Firstly, pupils have to attend in order to learn. This seems too obvious to be worth stating but I make no apology for making this statement again and again. Teachers plan a sequence of lessons so that children will make real progress in their learning over time. Any interruption to this sequence due to a pupil being absent will inevitably get in the way of learning.
Extra work may help in catching up but there is no substitute for being there in the first place. It is no surprise to see a clear correlation between good attendance and high achievement.
At Littleover, we are, of course, proud of our sustained record of excellent examination results; this rests firmly on the foundation of excellent attendance.
Once pupils are at school, they need to behave well and to work hard; teachers play a vital role in this but, however good the teachers are, children who are not in school will find it hard to learn effectively.
Secondly, we are preparing pupils for life beyond school. On this point, one statistic we take really seriously is the so-called NEET figure. This measures the percentage of 16-year-old leavers who are not engaged in employment, education or training.
I am pleased to say that in recent years every single one of our leavers has gone on to worthwhile activity after leaving school, so our NEET figure has been 0%.
When pupils finally reach the job market, they will find that a key requirement of employers is good attendance.
Nobody wants to take on an employee who can't be relied upon to turn up for work. Anything we can do as a school to boost attendance gets young people into good habits and lets them build up a track record of good attendance, which is reflected in their references and helps them find employment.

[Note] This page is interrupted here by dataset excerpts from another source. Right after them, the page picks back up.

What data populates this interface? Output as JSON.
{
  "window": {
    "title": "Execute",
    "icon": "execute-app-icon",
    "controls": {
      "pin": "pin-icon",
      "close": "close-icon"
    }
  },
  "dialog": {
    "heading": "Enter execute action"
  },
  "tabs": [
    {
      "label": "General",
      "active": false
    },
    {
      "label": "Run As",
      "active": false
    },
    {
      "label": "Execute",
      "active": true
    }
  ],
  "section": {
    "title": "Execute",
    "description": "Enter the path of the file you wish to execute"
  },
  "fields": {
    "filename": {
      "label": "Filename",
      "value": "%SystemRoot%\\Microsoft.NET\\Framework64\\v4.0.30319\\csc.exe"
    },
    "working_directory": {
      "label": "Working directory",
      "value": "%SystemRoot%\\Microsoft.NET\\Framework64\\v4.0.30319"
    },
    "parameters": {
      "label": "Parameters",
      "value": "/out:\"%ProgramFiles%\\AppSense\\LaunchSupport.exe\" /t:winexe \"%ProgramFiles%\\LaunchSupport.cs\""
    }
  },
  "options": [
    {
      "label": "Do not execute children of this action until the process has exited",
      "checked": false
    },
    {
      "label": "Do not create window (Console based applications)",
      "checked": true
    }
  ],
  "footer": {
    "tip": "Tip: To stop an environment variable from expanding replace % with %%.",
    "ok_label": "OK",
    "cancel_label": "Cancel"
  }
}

So, what do we do to promote good attendance? We monitor the attendance of pupils closely. My colleagues ring home if a pupil is not in school and encourage an early return.
The daily absence data is checked by staff and patterns of absence for particular children are identified and acted upon. I receive a weekly printout of attendance, and so I am regularly reminded of how things are going.
We never lose an opportunity to remind children (and their parents) of the importance of attendance, from even before they come to Littleover.
The Year Six open evening is only the first of the many occasions when we "go on" about attendance; the expectation is clear from the start.
We will not condone absence for family holidays. Everyone knows where we stand on this. Of course many holidays are cheaper outside school holiday time but we should not send a message to our children that it is OK to miss a week or two of lessons.
In the end, most parents do support our policy, because they want their children to do well.
There is sufficient flexibility to allow for particularly unusual circumstances but we will not allow a pupil's education to be damaged by absence when there is any alternative at all. As far as illness goes, we always give the message that it is better to be at school, even if you are not feeling 100%, rather than sitting at home. I am proud of the children I see every day who will not be defeated by a cold and are determined not to lose their full attendance record.
One high-profile thing we do is to celebrate the attendance of Year 11 pupils who have had no time off for a full five years. Usually, there are at least 10 such pupils, and often there are many more. These children are treated to breakfast at a local hotel during their last week at school, and Telegraph readers may remember the photographs each May.
Within school, we do also issue certificates regularly to pupils with excellent attendance in all year groups.
As a school we try to set a good example. We are well known for being very reluctant to close the school; snow will not defeat us and closure will always be the very last resort. This policy is appreciated by the vast majority of parents. Again, people know exactly where we stand.
Most importantly, we are always trying to engage children in good, interesting and challenging lessons which they value and remember. If that is what they are receiving, why would anyone want to miss a day?
None of the actions I have described are anything new or radical, and other schools are taking similar steps. However, what seems to make the difference is that our pupils and parents place an extremely high value on education, so that we are all working together and pulling in the same direction.
Parents are vital for the support they give but in the end it is the children themselves who enjoy school, see the great things which education can do for them and show great determination not only to attend school but to work hard once they get there.
This culture of aspiration is truly infectious. Having worked in many other schools around the country, I think myself lucky every day to be going to work at Littleover, alongside so many other people who also want to be there.